Işık ve Rengin Etkisi
Dünyanın her yerinde inşaatçılar, kutsal mekanların dönüştürücü gücünü arttırmak için ışık ve renkten yararlandılar. Bu şekilde mumlar, meşaleler ve çeşitli yakıcı lambalar kullanıldı. Bugün bile, elektriğin neredeyse evrensel kullanımı nedeniyle Hindu, Budist ve Hıristiyan hac tapınaklarının karanlık iç mekanlarını aydınlatan yüzlerce, hatta binlerce mum bulmak alışılmadık bir durum değil. Bu tür bir aydınlatmanın yarattığı etki gerçekten büyüleyici olabilir. Tanrıların ve tanrıçaların altın heykellerinin altında kümelenen sayısız titrek mum alevi, aynı anda hem türbenin her yerine hem de hacıların kalbine ışıltı saçıyor.
Bir diğer aydınlatma yöntemi ise güneş ışığını kutsal mekânlara yönlendirmekti. Cam yapımının gelişmesinden çok önce inşaatçılar pencere görevi gören kafes şeklinde ekranlar yarattılar. Özellikle İslam mimarları bu tekniği en seçkin güzelliğe sahip taş ve ahşap perdeler oluşturmak için kullandılar. Geometrik şekillerde oyulmuş açıklıklar ve karmaşık tasarımlarla bu perdeler, tapınakların karanlık içlerine göz kamaştırıcı ışık huzmeleri getiriyordu. Saatler geçtikçe güneşin açısı değiştikçe, ışık huzmeleri zeminde ve duvarlarda yavaşça dans ederek güzel ışık ve gölge desenleri oluşturdu.
Bu büyülü gösterilere, uzun boyalı ipek parçaları ve diğer yarı saydam kumaşların ekranların üzerine asılmasıyla renkler eklendi. Daha sonra güneş ışınları, renkli kumaşların arasından geçerek mabetleri rengarenk gökkuşağı renkleriyle yıkamak için gösteriliyor. Özellikle hassas ekranların kafes açıklıklarına mücevherler yerleştirilmişti ve güneş ışığı her değerli taşın özel titreşimi için bir taşıyıcı haline geliyordu. Cam yapımının gelişmesiyle birlikte kafes açıklıkları küçük yarı saydam, renkli cam parçalarıyla doldurulmaya başlandı. Düz camın daha da geliştirilmesiyle birlikte, kutsal mekanları tamamen renkli camlarla süslemeye başlandı. Bu teknik, ortaçağ Avrupa'sının Romanesk ve Gotik hac katedrallerinde olağanüstü bir şekilde geliştirildi.

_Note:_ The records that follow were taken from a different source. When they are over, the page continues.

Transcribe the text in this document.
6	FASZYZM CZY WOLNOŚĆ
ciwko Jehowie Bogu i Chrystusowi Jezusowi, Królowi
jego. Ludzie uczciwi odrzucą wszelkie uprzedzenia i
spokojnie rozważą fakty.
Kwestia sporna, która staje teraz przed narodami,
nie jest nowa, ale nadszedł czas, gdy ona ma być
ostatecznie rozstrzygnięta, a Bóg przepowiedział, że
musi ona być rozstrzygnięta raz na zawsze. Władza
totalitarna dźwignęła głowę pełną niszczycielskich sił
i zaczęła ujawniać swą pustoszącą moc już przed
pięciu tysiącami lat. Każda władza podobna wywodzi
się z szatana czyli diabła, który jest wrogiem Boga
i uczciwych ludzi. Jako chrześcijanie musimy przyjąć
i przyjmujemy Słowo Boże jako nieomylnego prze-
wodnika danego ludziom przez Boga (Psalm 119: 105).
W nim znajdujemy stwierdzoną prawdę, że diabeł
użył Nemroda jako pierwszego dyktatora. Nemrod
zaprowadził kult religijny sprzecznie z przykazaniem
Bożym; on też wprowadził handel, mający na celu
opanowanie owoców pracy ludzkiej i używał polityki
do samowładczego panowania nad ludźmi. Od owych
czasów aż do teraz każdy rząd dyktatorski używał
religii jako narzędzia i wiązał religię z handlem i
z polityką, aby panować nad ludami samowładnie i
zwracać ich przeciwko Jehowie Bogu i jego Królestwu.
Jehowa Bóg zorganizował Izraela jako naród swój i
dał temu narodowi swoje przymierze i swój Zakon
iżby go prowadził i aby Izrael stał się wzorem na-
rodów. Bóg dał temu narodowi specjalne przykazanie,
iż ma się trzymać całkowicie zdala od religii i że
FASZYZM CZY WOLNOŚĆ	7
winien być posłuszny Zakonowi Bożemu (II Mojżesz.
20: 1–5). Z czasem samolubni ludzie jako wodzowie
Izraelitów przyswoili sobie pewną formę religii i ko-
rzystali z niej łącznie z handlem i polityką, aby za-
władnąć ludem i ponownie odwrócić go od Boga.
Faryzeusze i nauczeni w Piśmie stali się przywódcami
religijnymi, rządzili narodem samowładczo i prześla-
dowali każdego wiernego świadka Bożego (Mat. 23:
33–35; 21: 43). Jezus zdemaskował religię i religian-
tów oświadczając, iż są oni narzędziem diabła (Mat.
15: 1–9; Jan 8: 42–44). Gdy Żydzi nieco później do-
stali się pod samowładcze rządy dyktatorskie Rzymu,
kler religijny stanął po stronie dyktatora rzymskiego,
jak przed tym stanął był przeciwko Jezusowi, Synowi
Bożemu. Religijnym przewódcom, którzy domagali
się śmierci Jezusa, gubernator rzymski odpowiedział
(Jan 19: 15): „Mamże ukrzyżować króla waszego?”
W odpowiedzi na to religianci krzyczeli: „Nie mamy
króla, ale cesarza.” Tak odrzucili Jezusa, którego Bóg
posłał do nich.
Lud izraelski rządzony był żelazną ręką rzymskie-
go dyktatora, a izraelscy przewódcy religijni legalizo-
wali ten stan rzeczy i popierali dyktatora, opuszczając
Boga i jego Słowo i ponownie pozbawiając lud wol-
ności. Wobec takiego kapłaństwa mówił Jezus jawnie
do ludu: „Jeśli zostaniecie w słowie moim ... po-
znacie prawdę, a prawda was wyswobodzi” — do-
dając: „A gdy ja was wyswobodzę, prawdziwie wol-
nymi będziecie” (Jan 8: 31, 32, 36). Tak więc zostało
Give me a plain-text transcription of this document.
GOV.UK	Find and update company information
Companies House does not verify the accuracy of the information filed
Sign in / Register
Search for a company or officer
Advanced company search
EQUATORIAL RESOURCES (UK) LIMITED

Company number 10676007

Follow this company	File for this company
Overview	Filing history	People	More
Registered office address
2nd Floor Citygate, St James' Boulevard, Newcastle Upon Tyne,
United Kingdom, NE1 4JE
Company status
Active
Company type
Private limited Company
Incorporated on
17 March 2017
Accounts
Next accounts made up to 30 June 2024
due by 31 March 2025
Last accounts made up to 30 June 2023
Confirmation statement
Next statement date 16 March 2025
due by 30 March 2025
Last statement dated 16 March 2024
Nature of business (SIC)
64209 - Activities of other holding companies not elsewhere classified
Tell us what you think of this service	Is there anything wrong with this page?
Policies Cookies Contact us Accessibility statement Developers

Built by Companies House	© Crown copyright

Kutsal alanlardaki inşaatçılar uzun süredir spektrumun renklerini kullanıyor. Renklerin tedavi edici ve manevi kullanımları modern zamanlarda neredeyse bilinmezken, çeşitli eski kültürlerin konu hakkında incelikli bir bilgisi vardı. Eski Mısırlılar, Babilliler, Persler, Yunanlılar, Çinliler, Hintliler ve Mayalar, farklı renklerin hem fizyolojik hem de psikolojik rahatsızlıkları etkili bir şekilde tedavi ettiğini ve ruhsal içgörünün uyanmasına katkıda bulunduğunu biliyorlardı. Örneğin ezoterik Hinduizm'de insan vücudunun yedi psiko-spiritüel enerji merkezi denir. çakralarHer biri gökkuşağının yedi renginden biriyle ilişkili ve uyarıcıdır.
Bu renkler, gizli metinlerde belirtilen kesin kombinasyonlara göre tapınaklarda, özellikle tanrıların süslenmesinde yaygın olarak kullanıldı. Her rengin belirli bir titreşimi olduğu için, renklerin karıştırılması, bir orkestranın birçok enstrümanın sesini birleştirmesi gibi, titreşimlerden oluşan görsel bir senfoni üretti. Araştırmalar, Maya piramitlerini ve tören yapılarını inşa edenlerin bu renk kombinasyonu bilimini sıklıkla kullandıklarını gösteriyor. Yüzyıllar boyunca ve doğal etkenlerin neden olduğu tahribat tapınağın yüzeylerini soymuş olabilir, ancak iç freskler birçok tapınağın bir zamanlar hem iç hem dış olarak çeşitli muhteşem renklere boyandığını ortaya koyuyor.
Vitray Windows Galerisi
Büyütmek için herhangi bir resmi tıklayın.